By the organic act under which all the Territories were formed women had been voting in Wyoming since 1869 and in Utah since 1870. The arbitrary disfranchisement of the women of the latter by Congress in 1887 demonstrated that this body did have supreme control over suffrage in the Territories, and therefore unimpeachable power to authorize their Legislatures to confer it on women, as had been done by that of Washington. There never was a more unconstitutional decision than that of this Territorial Supreme Court. Congress should have refused to admit the Territory until women had voted for delegates to the constitutional convention and on the constitution itself.[1]

Without doubt the Supreme Court of the United States would have reversed the decision of the Territorial Court, but Mrs. Bloomer refused to allow the case to be appealed, and no one else had authority to do so.
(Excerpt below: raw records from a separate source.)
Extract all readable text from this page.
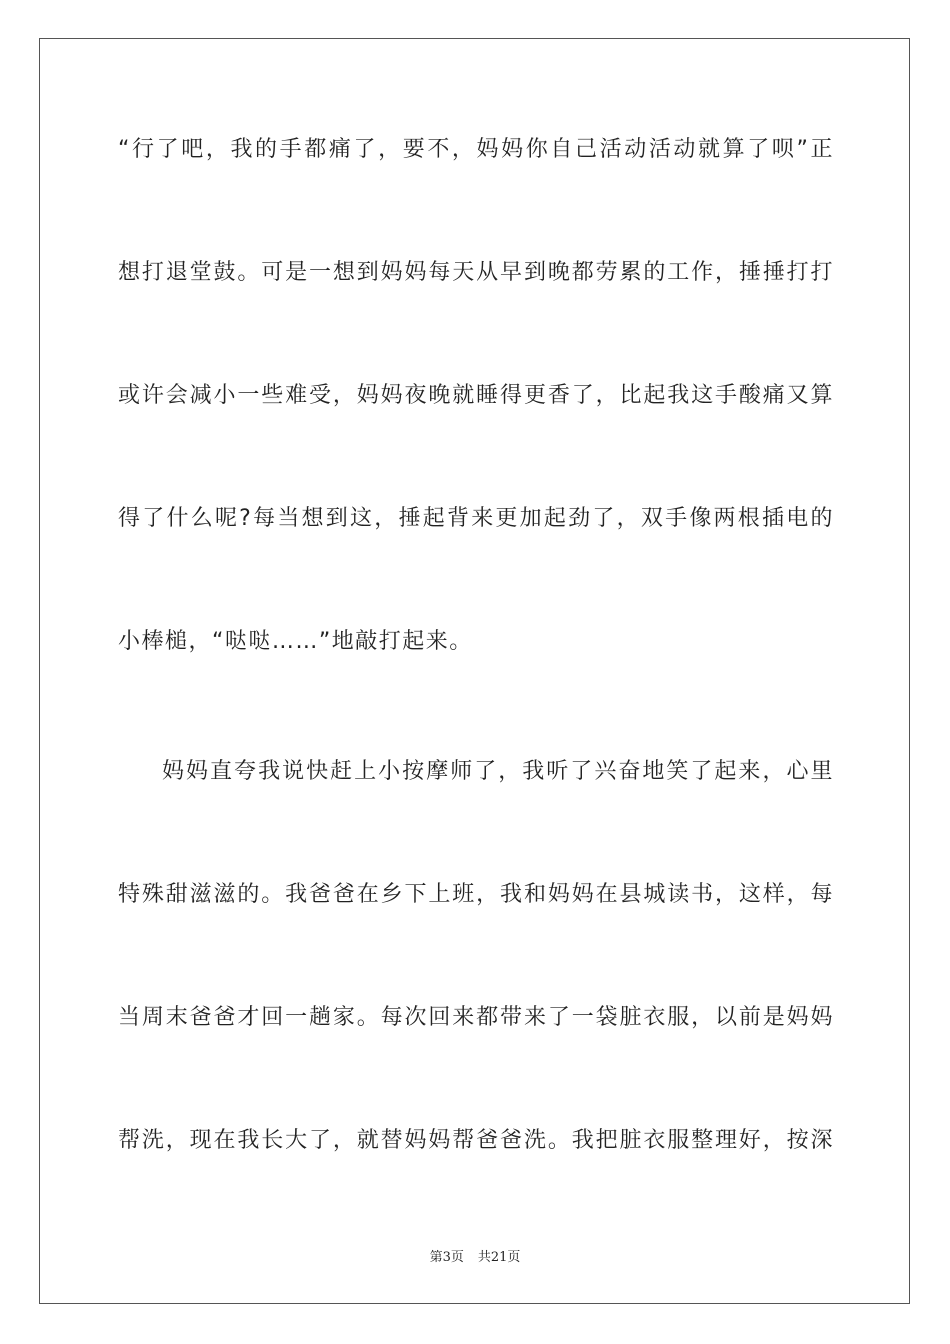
“行了吧，我的手都痛了，要不，妈妈你自己活动活动就算了呗”正
想打退堂鼓。可是一想到妈妈每天从早到晚都劳累的工作，捶捶打打
或许会减小一些难受，妈妈夜晚就睡得更香了，比起我这手酸痛又算
得了什么呢?每当想到这，捶起背来更加起劲了，双手像两根插电的
小棒槌，“哒哒……”地敲打起来。
妈妈直夸我说快赶上小按摩师了，我听了兴奋地笑了起来，心里
特殊甜滋滋的。我爸爸在乡下上班，我和妈妈在县城读书，这样，每
当周末爸爸才回一趟家。每次回来都带来了一袋脏衣服，以前是妈妈
帮洗，现在我长大了，就替妈妈帮爸爸洗。我把脏衣服整理好，按深
第3页 共21页
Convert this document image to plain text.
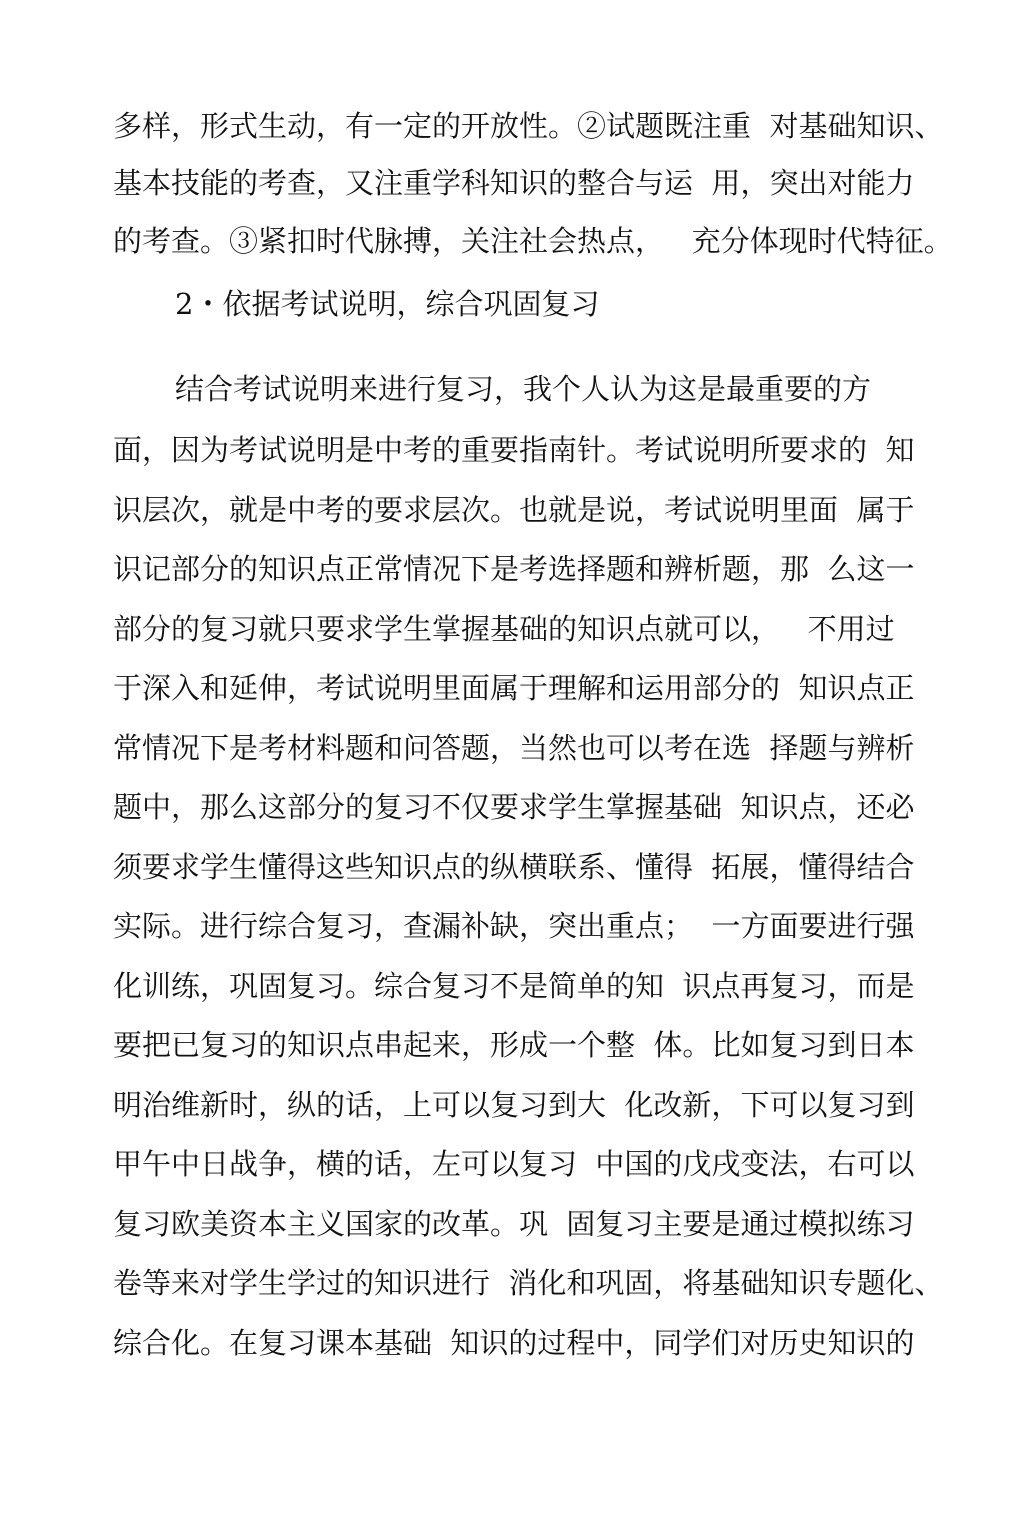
多样，形式生动，有一定的开放性。②试题既注重  对基础知识、
基本技能的考查，又注重学科知识的整合与运  用，突出对能力
的考查。③紧扣时代脉搏，关注社会热点，   充分体现时代特征。
2・依据考试说明，综合巩固复习
结合考试说明来进行复习，我个人认为这是最重要的方
面，因为考试说明是中考的重要指南针。考试说明所要求的  知
识层次，就是中考的要求层次。也就是说，考试说明里面  属于
识记部分的知识点正常情况下是考选择题和辨析题，那  么这一
部分的复习就只要求学生掌握基础的知识点就可以，   不用过
于深入和延伸，考试说明里面属于理解和运用部分的  知识点正
常情况下是考材料题和问答题，当然也可以考在选  择题与辨析
题中，那么这部分的复习不仅要求学生掌握基础  知识点，还必
须要求学生懂得这些知识点的纵横联系、懂得  拓展，懂得结合
实际。进行综合复习，查漏补缺，突出重点；  一方面要进行强
化训练，巩固复习。综合复习不是简单的知  识点再复习，而是
要把已复习的知识点串起来，形成一个整  体。比如复习到日本
明治维新时，纵的话，上可以复习到大  化改新，下可以复习到
甲午中日战争，横的话，左可以复习  中国的戊戌变法，右可以
复习欧美资本主义国家的改革。巩  固复习主要是通过模拟练习
卷等来对学生学过的知识进行  消化和巩固，将基础知识专题化、
综合化。在复习课本基础  知识的过程中，同学们对历史知识的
As the women were thus illegally restrained from voting for delegates, the opponents of their enfranchisement were enabled to elect a convention with a majority sufficient to prevent a woman suffrage clause in the constitution for Statehood.
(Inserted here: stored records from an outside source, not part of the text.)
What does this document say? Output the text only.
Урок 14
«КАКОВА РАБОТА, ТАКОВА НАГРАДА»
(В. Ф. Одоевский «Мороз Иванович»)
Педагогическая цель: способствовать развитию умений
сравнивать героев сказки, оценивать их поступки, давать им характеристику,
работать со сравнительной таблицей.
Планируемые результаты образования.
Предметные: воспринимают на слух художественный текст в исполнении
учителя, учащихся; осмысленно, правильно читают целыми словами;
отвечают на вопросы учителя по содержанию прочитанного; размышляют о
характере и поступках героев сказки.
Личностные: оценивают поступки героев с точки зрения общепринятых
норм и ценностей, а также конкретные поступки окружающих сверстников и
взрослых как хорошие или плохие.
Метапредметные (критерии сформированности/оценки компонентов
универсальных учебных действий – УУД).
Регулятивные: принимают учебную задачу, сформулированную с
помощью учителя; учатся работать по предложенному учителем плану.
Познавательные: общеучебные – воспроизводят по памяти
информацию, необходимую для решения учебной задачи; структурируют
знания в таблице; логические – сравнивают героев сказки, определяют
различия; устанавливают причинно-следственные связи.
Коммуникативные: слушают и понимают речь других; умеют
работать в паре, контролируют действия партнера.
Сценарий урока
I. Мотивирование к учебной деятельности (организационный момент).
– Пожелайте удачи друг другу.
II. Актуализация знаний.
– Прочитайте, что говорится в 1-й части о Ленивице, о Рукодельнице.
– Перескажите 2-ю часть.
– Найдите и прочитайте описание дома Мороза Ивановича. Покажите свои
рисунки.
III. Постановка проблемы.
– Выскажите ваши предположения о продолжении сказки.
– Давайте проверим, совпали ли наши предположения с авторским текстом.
Henry B. Blackwell, corresponding secretary of the American W. S. A., came from Massachusetts to assist in securing such a clause. After a long discussion as to whether he should be permitted to address the convention, both sides agreed that the delegates should be invited to hear him in Tacoma Hall. His address was highly praised even by newspapers and persons opposed to equal suffrage. Four days later, with Judge Orange

  1. For further information see Appendix for Washington.